Comment faire appliquer la réglementation sur le temps de travail en stage ?

Tu arrives dans un nouveau stage, c’est toujours stressant, tu viens parfois de déménager, tu dois t’habituer à un nouveau service, de nouveaux collègues… Cependant, c’est souvent au début du stage que se fixent les règles pour la suite : horaires, nombre de lits, séniorisation (pour rappel, elle est obligatoire ![1])… et c’est à ce moment-là qu’il faut réaliser avec son chef le fameux tableau de service !

Depuis le décret du 26 février 2015 relatif au temps de travail des internes[2], la réalisation d’un tableau de service nominatif comprenant le temps de travail en stage et hors stage, est obligatoire, même en stage ambulatoire. Il doit être validé mensuellement par le responsable de la structure.

Le temps de travail comprend 8 demi-journées en stage et 2 demi-journées hors stage, dont 1 demi-journée pour la formation personnelle. Une garde de nuit de compte comme 2 demi-journées, décomptées dans les obligations de service. Ce temps de travail est calculé en moyenne sur le trimestre et des récupérations doivent être accordées si besoin. Par ailleurs, le temps de travail (hors demi-journée de formation en autonomie) sur 7 jours ne doit pas dépasser 48 heures, en moyenne sur le trimestre.

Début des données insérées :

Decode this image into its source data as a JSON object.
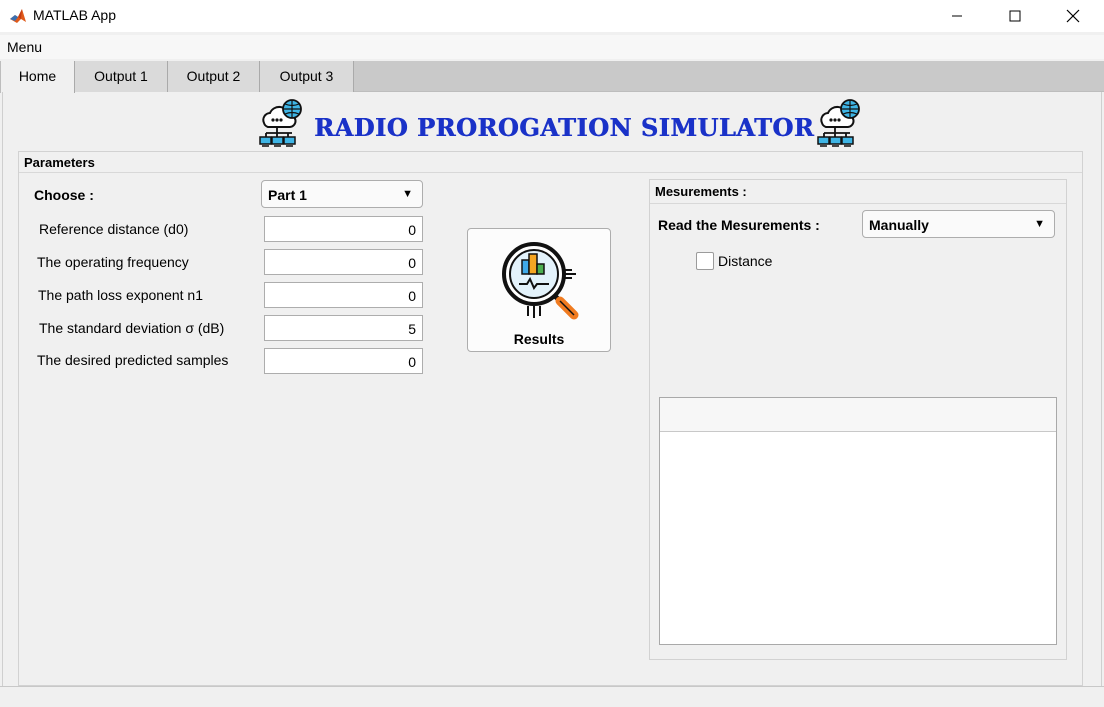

Les conditions de travail des internes se sont améliorées et c’est tant mieux !

Pourquoi faire appliquer le temps de travail ?

–          Pour être reposé donc en meilleure santé[3] afin de mieux soigner ses patients, ne pas les mettre en danger et mieux se former en stage.

–          Pour avoir le temps de se former hors stage : aller à des congrès, faire une thèse de qualité, préparer des présentations sur des sujets vus en stage, etc.

La réglementation permet suffisamment de souplesse dans son application au quotidien, et n’entrave donc pas le bon fonctionnement du service !

Que faire en cas de problème ?

1)  Contactez la structure qui représente les internes de Médecine Générale de votre subdivision[4], elle pourra vous aider !

2)  Vous pouvez saisir individuellement le directeur de la structure d’accueil, le président de la CME[5] de l’établissement et le directeur de l’UFR[6] (autrement dit le Doyen), puis, en cas de désaccord persistant, le DG[7] de l’ARS[8]

3)   Il n’est pas toujours facile de contester son temps de travail (peur de la hiérarchie, de passer pour un fainéant…), sollicitez votre structure locale : elle peut directement saisir le Directeur Général de l’ARS pour qu’il demande un réexamen de l’agrément.

4)  Si l’agrément est retiré, le service ne pourra plus accueillir d’internes.

5)  Par ailleurs, le temps de travail étant clairement défini, si les autorités saisies ne mettent pas en application les sanctions prévues, il est possible de porter plainte auprès du tribunal administratif, l’interne ne dépendant pas des prud’hommes

C’est important pour soi et sa formation  mais aussi pour les internes suivants et les patients. Alors n’hésitez plus, faites respecter vos droits !

 

[1] « Praticien en formation spécialisée, il consacre la totalité de son temps à sa formation médicale, odontologique ou pharmaceutique en stage et hors stage […] En stage, l’interne est sous la responsabilité du praticien responsable de l’entité d’accueil » (Code de la santé publique, Article R6153-2)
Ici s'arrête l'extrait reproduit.